CHARLESTON, W.Va. -- At first, I didn't have strong feelings either way about "Smash," NBC's making-of-a-Broadway-show drama that debuts at 10 p.m. Monday. However, any interest I might have developed turned to irritation as I was bombarded with ad after ad after ad on the network - roughly one per commercial break for dramas and every other break for comedies for the past month.
Frankly, when I sat down to watch a sneak preview of the pilot earlier this week, I was fully expecting to hate it. I didn't, but it took most of the episode's 48 minutes to sway me from that direction.
It was the show's very last sequence -- a montage tracking all the players involved as they made their way to a callback audition -- that really caught my interest.
I thought to myself, "OK, now it's going to start picking up." Instead as the camera cut between the audition songs of the two potential actresses, the credits began to roll at the bottom of the screen.
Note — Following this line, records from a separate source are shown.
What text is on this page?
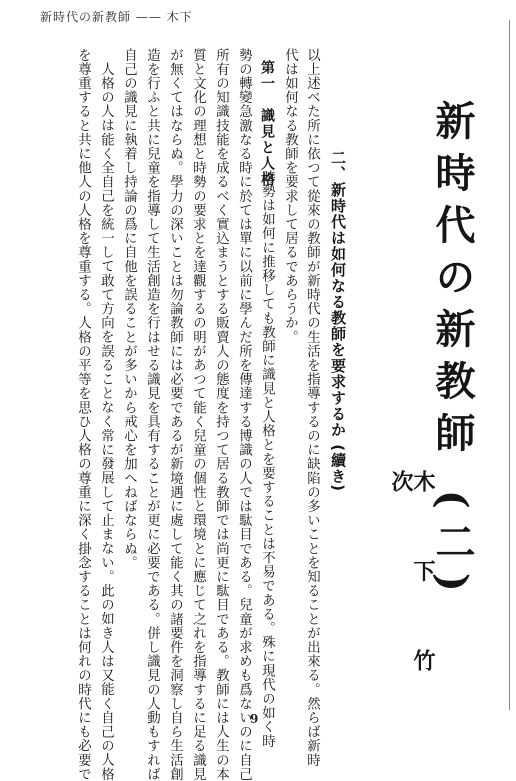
新時代の新教師 —— 木下
新時代の新教師 (二)
木 下 竹 次
二、新時代は如何なる教師を要求するか (續き)
以上述べた所に依つて從來の教師が新時代の生活を指導するのに缺陷の多いことを知ることが出來る。然らば新時
代は如何なる教師を要求して居るであらうか。
第一　識見と人格
時勢は如何に推移しても教師に識見と人格とを要することは不易である。殊に現代の如く時
勢の轉變急激なる時に於ては單に以前に學んだ所を傳達する博識の人では駄目である。兒童が求めも爲ないのに自己
所有の知識技能を成るべく實込まうとする販賣人の態度を持つて居る教師では尚更に駄目である。教師には人生の本
質と文化の理想と時勢の要求とを達觀するの明があつて能く兒童の個性と環境とに應じて之れを指導するに足る識見
が無くてはならぬ。學力の深いことは勿論教師には必要であるが新境遇に處して能く其の諸要件を洞察し自ら生活創
造を行ふと共に兒童を指導して生活創造を行はせる識見を具有することが更に必要である。併し識見の人動もすれば
自己の識見に執着し持論の爲に自他を誤ることが多いから戒心を加へねばならぬ。
人格の人は能く全自己を統一して敢て方向を誤ることなく常に發展して止まない。此の如き人は又能く自己の人格
を尊重すると共に他人の人格を尊重する。人格の平等を思ひ人格の尊重に深く掛念することは何れの時代にも必要で	9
I could have gotten sucked in earlier, perhaps when star Katharine McPhee was belting out Christina Aguilera's "Beautiful" at an audition ... except that scene is featured so prominently in the overbearing ad campaign that it's lost all of its emotional power.
In all fairness, pilots aren't always exciting because they have a lot of groundwork to lay, but NBC is counting on this and "The Voice" to save its season, so it doesn't have the luxury of a slow start. It needs to hook viewers right off the bat, especially if it wants to take - and keep - viewers from its somewhat formidable competition: ABC's "Castle" and CBS' "Hawaii Five-0." The pilot just didn't do that for me.
Don't get me wrong; I'm not already writing the show off.
The season overview at the end showed enough pizzazz to make me want to tune in to at least a few more episodes. Plus, there are some definite bright spots, particularly British actor Raza Jaffrey as Karen's boyfriend, Dev, and the formidable Anjelica Huston as a Broadway producer, who made her mark in the pilot even without having much to do.
I also like McPhee, who is new to me since I never saw her on "American Idol" (where she was runner up in season five). She can sing, of course, but she also nicely captures the naiveté, freshness and hopefulness of her character - a young, small town talent who dreams of making it as an actress in the Big Apple.
Her character's Broadway career seems to be off to a promising start, but we won't be able to tell for a few more weeks if McPhee's TV career will be following the same upward trajectory.